The rule package provides new color on when investment recommendations to a retirement plan fiduciary, participant or IRA owner result in fiduciary status. It also provides an exemption for common transactions with potential conflicts of interest. Finally, it extends the existing DOL non-enforcement policy until December 20.
Tightly coordinated with the newly enacted Regulation Best Interest (Reg BI), the DOL rule applies more broadly to registered investment advisers and brokers providing advice to retail clients as well as institutional retirement plan clients. While the rule makes it harder to avoid fiduciary status, it provides a reasonable method for satisfying the requirements of fiduciary status while continuing to receive non-fee-based compensation (commissions, 12b-1 fees, sub-transfer agency fees).
The guidance would apply only to recommendations to retirement plans, participants and IRAs. This could have a significant impact on plan professionals because the new rule would be enforceable by plaintiffs in the retirement plan context. There is no private right of action to enforce the rule in the context of IRAs.
Essentially, most retirement plan professionals will either:
1) A reinstatement of the DOL’s five-part test for determining fiduciary status that was a critical part of the Employee Retirement and Income Security Act (ERISA) Code enacted in 1974. However, this rule also reinterprets the five-part test, expanding the definition of what would be considered fiduciary action. So now, for example, most retirement plan advice and many IRA rollover recommendations would be treated as fiduciary advice.
2) An exemption that would allow investment fiduciaries to receive compensation for nondiscretionary investment advice, as long as they acknowledge fiduciary status in writing and adhere to the impartial conduct standards under current securities law:
3) Expanded regulation of rollovers will add to complex rules that are already in place.
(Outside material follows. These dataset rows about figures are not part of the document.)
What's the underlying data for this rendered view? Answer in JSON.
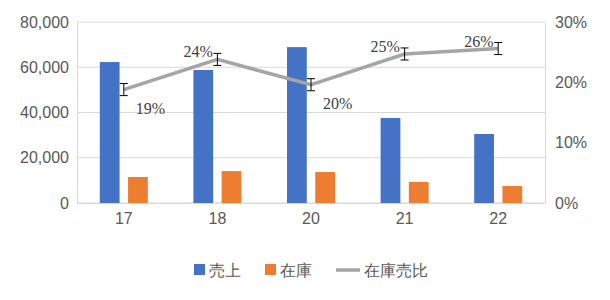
{
  "chart_data": {
    "type": "bar",
    "categories": [
      "17",
      "18",
      "20",
      "21",
      "22"
    ],
    "series": [
      {
        "name": "売上",
        "type": "bar",
        "color": "#4472c4",
        "values": [
          62300,
          58800,
          68900,
          37600,
          30500
        ]
      },
      {
        "name": "在庫",
        "type": "bar",
        "color": "#ed7d31",
        "values": [
          11500,
          14100,
          13700,
          9300,
          7500
        ]
      },
      {
        "name": "在庫売比",
        "type": "line",
        "axis": "y2",
        "color": "#a5a5a5",
        "marker": "none",
        "line_style": "solid",
        "values": [
          18.8,
          23.8,
          19.6,
          24.7,
          25.6
        ],
        "error": [
          1,
          1,
          1,
          1,
          1
        ],
        "data_labels": true,
        "value_labels": [
          "19%",
          "24%",
          "20%",
          "25%",
          "26%"
        ]
      }
    ],
    "ylim": [
      0,
      80000
    ],
    "yticks": [
      0,
      {
        "value": 20000,
        "label": "20,000"
      },
      {
        "value": 40000,
        "label": "40,000"
      },
      {
        "value": 60000,
        "label": "60,000"
      },
      {
        "value": 80000,
        "label": "80,000"
      }
    ],
    "y2lim": [
      0,
      30
    ],
    "y2ticks": [
      {
        "value": 0,
        "label": "0%"
      },
      {
        "value": 10,
        "label": "10%"
      },
      {
        "value": 20,
        "label": "20%"
      },
      {
        "value": 30,
        "label": "30%"
      }
    ],
    "grid": true,
    "legend": "bottom"
  }
}
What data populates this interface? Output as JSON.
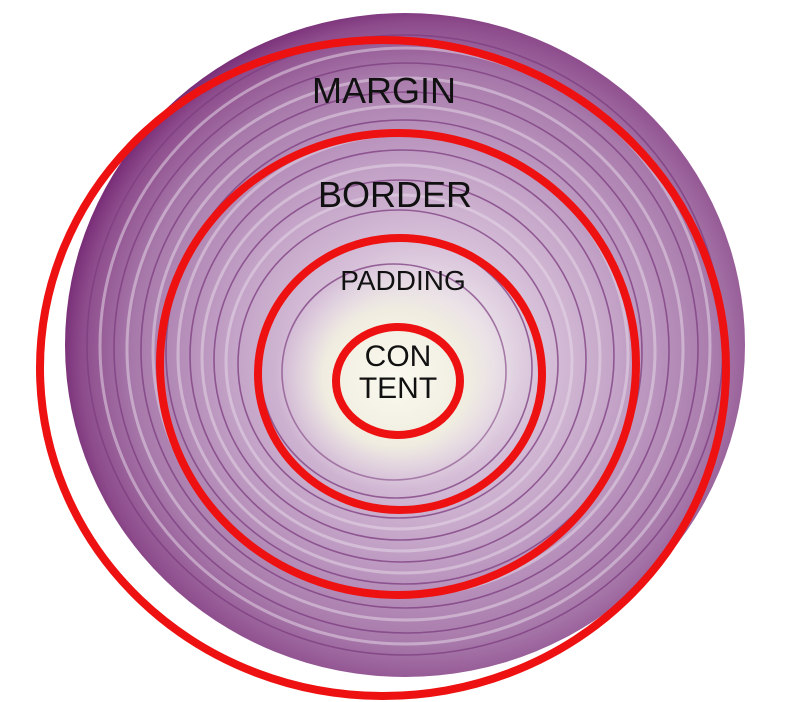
{
  "labels": {
    "margin": "MARGIN",
    "border": "BORDER",
    "padding": "PADDING",
    "content_line1": "CON",
    "content_line2": "TENT"
  },
  "colors": {
    "ring_red": "#ee1111",
    "onion_outer": "#7a2a78",
    "onion_mid": "#a56aa6",
    "onion_light": "#d4b4d6",
    "onion_center": "#f2efe4"
  }
}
The guidance takes the position that all rollover recommendations where the financial professional and the investor reasonably expect an ongoing advice relationship (for example, a rollover to an advisory account) will be considered fiduciary recommendations. Moreover, the exemption requires that the financial professional document in writing why the rollover recommendation is in the investor’s best interests, taking into account the investments and fees in the plan. While this documentation is a best practice under Reg BI, the new rule takes it further by making it a requirement as well as mandating delivery of the written explanation to the investor.
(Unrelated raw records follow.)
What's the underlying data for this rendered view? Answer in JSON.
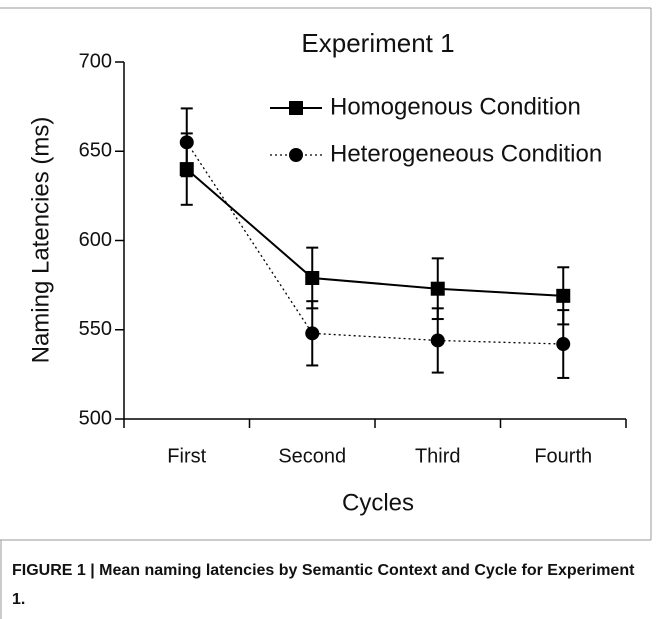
{
  "chart_data": {
    "type": "line",
    "title": "Experiment 1",
    "xlabel": "Cycles",
    "ylabel": "Naming Latencies (ms)",
    "categories": [
      "First",
      "Second",
      "Third",
      "Fourth"
    ],
    "series": [
      {
        "name": "Homogenous Condition",
        "color": "#000000",
        "marker": "square",
        "dash": "solid",
        "values": [
          640,
          579,
          573,
          569
        ],
        "errors": [
          20,
          17,
          17,
          16
        ]
      },
      {
        "name": "Heterogeneous Condition",
        "color": "#000000",
        "marker": "circle",
        "dash": "dotted",
        "values": [
          655,
          548,
          544,
          542
        ],
        "errors": [
          19,
          18,
          18,
          19
        ]
      }
    ],
    "ylim": [
      500,
      700
    ],
    "yticks": [
      500,
      550,
      600,
      650,
      700
    ],
    "legend": "upper right",
    "grid": false
  },
  "caption": "FIGURE 1 | Mean naming latencies by Semantic Context and Cycle for Experiment 1."
}
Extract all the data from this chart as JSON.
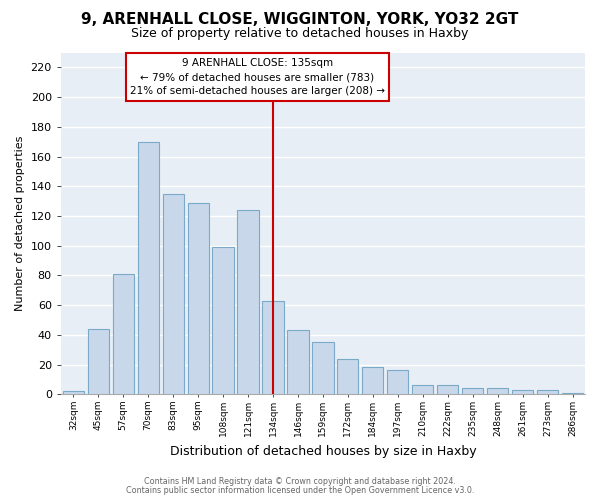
{
  "title": "9, ARENHALL CLOSE, WIGGINTON, YORK, YO32 2GT",
  "subtitle": "Size of property relative to detached houses in Haxby",
  "xlabel": "Distribution of detached houses by size in Haxby",
  "ylabel": "Number of detached properties",
  "bin_labels": [
    "32sqm",
    "45sqm",
    "57sqm",
    "70sqm",
    "83sqm",
    "95sqm",
    "108sqm",
    "121sqm",
    "134sqm",
    "146sqm",
    "159sqm",
    "172sqm",
    "184sqm",
    "197sqm",
    "210sqm",
    "222sqm",
    "235sqm",
    "248sqm",
    "261sqm",
    "273sqm",
    "286sqm"
  ],
  "bar_values": [
    2,
    44,
    81,
    170,
    135,
    129,
    99,
    124,
    63,
    43,
    35,
    24,
    18,
    16,
    6,
    6,
    4,
    4,
    3,
    3,
    1
  ],
  "bar_color": "#c8d8ea",
  "bar_edge_color": "#7aaac8",
  "vline_x_idx": 8,
  "vline_color": "#cc0000",
  "ylim": [
    0,
    230
  ],
  "yticks": [
    0,
    20,
    40,
    60,
    80,
    100,
    120,
    140,
    160,
    180,
    200,
    220
  ],
  "annotation_title": "9 ARENHALL CLOSE: 135sqm",
  "annotation_line1": "← 79% of detached houses are smaller (783)",
  "annotation_line2": "21% of semi-detached houses are larger (208) →",
  "annotation_box_facecolor": "#ffffff",
  "annotation_box_edgecolor": "#cc0000",
  "footer1": "Contains HM Land Registry data © Crown copyright and database right 2024.",
  "footer2": "Contains public sector information licensed under the Open Government Licence v3.0.",
  "bg_color": "#ffffff",
  "plot_bg_color": "#e8eef5",
  "grid_color": "#ffffff",
  "title_fontsize": 11,
  "subtitle_fontsize": 9
}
4) An annual review must be conducted to ensure compliance with the conditions of the new DOL rule, including exemption requirements. Specifically, a senior executive officer of the broker-dealer firm (such as its chief compliance officer) would need to sign off on the review.
Many firms and professionals may grapple with the implications of formally accepting the status of fiduciary. Such a position could increase exposure to class action lawsuits, even when advice is rendered in the spirit of the client’s best interests.
Affected parties may be concerned that the DOL will propose further changes. We believe the financial services industry will likely advocate against making additional changes until the effects of Reg BI and the new fiduciary rule are evaluated.
However, the Biden administration has indicated that it will evaluate whether additional changes are appropriate to the Trump rule.